CC BY (1 clause) is even less restrictive, since a user is required only to attribute (BY).
CC0 (no clauses) is the least restrictive.
I don’t think there’s one license that does it all. For example, Wikipedia will not accept CC-BY-NC.
There have been many arguments on the Forum about the best license to choose. I ended up switching mine to CC0 even though I’m also not too interested in any of my stuff being used commercially (not that there would be much interest, I think). There have been some questions about whether using a photo in a lecture for a university class would be commercial use, since students are paying to take the class. Also whether a non-profit maybe making a field guide and selling it to raise money would be commercial use.

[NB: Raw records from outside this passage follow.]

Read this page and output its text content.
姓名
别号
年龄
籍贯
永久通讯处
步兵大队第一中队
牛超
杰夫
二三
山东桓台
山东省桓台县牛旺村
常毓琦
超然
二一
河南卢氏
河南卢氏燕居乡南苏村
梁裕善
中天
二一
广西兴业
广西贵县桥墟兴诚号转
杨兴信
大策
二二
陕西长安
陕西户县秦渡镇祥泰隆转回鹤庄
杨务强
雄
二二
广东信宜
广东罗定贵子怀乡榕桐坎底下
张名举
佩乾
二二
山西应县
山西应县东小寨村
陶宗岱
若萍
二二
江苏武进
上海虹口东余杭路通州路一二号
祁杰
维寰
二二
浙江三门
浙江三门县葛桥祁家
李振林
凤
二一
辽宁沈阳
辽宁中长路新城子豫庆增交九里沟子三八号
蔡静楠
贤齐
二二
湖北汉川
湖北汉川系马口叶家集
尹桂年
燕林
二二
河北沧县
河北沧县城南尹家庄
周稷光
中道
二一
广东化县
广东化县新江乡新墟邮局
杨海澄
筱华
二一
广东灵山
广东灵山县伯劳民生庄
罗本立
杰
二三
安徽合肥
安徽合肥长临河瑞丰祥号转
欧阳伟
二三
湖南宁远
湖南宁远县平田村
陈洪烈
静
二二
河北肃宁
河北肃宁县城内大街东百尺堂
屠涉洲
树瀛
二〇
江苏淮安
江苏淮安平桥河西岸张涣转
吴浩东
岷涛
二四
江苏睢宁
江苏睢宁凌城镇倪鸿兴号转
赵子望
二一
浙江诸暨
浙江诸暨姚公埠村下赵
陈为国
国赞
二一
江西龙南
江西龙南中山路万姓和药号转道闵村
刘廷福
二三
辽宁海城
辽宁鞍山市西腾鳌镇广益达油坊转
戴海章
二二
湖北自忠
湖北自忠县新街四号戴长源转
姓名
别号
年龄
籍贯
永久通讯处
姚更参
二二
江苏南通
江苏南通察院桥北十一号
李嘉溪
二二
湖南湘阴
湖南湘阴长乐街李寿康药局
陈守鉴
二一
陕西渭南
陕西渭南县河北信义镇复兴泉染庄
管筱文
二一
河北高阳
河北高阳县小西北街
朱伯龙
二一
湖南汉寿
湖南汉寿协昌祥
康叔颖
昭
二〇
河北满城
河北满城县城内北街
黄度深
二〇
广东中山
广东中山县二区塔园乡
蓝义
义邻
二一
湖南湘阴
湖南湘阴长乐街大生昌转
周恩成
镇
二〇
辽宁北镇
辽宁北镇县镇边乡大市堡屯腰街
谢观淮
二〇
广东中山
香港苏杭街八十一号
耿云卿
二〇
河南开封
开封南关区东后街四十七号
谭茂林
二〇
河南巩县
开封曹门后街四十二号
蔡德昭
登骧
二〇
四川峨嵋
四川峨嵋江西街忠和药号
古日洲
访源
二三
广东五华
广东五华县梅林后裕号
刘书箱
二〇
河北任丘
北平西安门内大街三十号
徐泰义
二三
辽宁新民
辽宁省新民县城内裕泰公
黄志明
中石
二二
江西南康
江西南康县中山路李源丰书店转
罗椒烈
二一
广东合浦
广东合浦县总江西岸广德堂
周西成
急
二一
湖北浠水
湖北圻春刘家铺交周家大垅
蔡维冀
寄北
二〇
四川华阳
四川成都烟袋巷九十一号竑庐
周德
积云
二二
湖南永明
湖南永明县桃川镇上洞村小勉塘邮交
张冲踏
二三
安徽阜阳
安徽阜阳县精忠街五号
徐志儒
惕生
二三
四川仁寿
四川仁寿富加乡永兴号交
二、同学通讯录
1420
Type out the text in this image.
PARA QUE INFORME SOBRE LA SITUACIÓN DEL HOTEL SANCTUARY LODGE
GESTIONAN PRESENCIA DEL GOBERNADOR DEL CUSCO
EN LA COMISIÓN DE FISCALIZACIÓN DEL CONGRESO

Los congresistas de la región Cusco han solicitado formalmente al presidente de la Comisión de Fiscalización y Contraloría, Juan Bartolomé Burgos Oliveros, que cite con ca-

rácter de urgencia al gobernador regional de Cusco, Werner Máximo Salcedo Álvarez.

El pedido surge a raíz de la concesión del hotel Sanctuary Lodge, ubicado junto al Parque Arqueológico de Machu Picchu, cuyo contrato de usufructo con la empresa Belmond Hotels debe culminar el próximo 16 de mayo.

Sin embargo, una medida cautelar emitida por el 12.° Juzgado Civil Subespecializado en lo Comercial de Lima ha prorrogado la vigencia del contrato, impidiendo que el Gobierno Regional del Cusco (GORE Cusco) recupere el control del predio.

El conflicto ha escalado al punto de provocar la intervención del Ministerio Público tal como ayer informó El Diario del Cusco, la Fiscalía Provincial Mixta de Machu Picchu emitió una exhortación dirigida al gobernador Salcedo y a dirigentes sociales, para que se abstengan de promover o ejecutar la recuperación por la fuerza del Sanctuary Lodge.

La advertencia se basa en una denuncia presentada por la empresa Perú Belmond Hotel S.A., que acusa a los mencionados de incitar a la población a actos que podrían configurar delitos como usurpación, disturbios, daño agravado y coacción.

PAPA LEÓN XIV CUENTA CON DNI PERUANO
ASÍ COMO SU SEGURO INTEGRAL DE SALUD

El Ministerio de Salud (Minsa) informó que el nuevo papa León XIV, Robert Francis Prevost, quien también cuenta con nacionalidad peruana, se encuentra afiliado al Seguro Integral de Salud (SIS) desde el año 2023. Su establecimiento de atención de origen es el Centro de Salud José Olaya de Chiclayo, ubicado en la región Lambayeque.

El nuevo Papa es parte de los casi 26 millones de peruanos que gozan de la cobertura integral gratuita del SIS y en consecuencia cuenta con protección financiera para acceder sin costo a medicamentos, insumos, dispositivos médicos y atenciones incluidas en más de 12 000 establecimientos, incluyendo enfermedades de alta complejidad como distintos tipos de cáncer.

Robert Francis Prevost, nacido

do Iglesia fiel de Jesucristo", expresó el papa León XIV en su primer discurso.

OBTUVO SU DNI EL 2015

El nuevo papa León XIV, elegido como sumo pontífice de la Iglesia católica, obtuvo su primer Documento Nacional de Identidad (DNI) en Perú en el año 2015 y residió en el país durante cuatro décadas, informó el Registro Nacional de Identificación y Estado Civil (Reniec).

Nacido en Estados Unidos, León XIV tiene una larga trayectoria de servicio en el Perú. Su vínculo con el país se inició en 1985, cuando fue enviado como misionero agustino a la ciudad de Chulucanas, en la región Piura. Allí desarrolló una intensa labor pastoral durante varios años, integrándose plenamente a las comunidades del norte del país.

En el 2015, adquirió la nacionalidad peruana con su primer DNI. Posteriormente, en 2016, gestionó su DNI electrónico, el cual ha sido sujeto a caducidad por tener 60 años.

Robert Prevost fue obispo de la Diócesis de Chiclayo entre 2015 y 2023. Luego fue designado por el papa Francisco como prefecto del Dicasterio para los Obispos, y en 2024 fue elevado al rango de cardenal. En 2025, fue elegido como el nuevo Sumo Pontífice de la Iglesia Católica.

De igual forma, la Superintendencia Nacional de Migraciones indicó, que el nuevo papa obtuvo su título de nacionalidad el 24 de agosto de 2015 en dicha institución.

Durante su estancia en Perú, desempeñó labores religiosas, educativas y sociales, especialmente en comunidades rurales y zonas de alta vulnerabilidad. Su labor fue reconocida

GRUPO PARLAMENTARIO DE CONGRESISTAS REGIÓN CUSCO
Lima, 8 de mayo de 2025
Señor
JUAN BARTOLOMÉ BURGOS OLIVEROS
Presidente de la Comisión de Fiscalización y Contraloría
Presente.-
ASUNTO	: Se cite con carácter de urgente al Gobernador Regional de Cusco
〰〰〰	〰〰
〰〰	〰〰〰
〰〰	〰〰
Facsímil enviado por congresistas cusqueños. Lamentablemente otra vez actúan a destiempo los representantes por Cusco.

Sometimes attribution can also be difficult (ex. finding space for the extra text on a PowerPoint slide) since most of the CC licenses seem to also require supplying a link to the license with the attribution. I like being able to easily (and correctly) use photos to illustrate my lectures, so I decided to relax the licensing on my iNat observations to make usage easier for anyone using my stuff. I figured the possibility of a rare commercial use would be worth it to make my observations more accessible for everyone. I’d probably feel differently if I was a professional photographer or was going to great lengths to capture the most exciting observations.
I use CC-BY for all of my stuff, so that it’s usable by both GBIF and Wikimedia, and of course for research purposes. I’ve never been interested in deriving an income from my photos, so don’t really care about NC. But I do think it is always appropriate to cite sources and attribute the work of others, so BY stays.
I’ve always worried a bit about not using ND, as I don’t like the idea of someone making a major modification of my work and attributing it to me. But since that is a roadblock to so many other uses I want to allow, I just hope no one goes too crazy with derivatives.
Part of the license agreement is that the user does have to say if modifications were made, so at least people will know it isn’t the original work.
That has been a concern for me, too.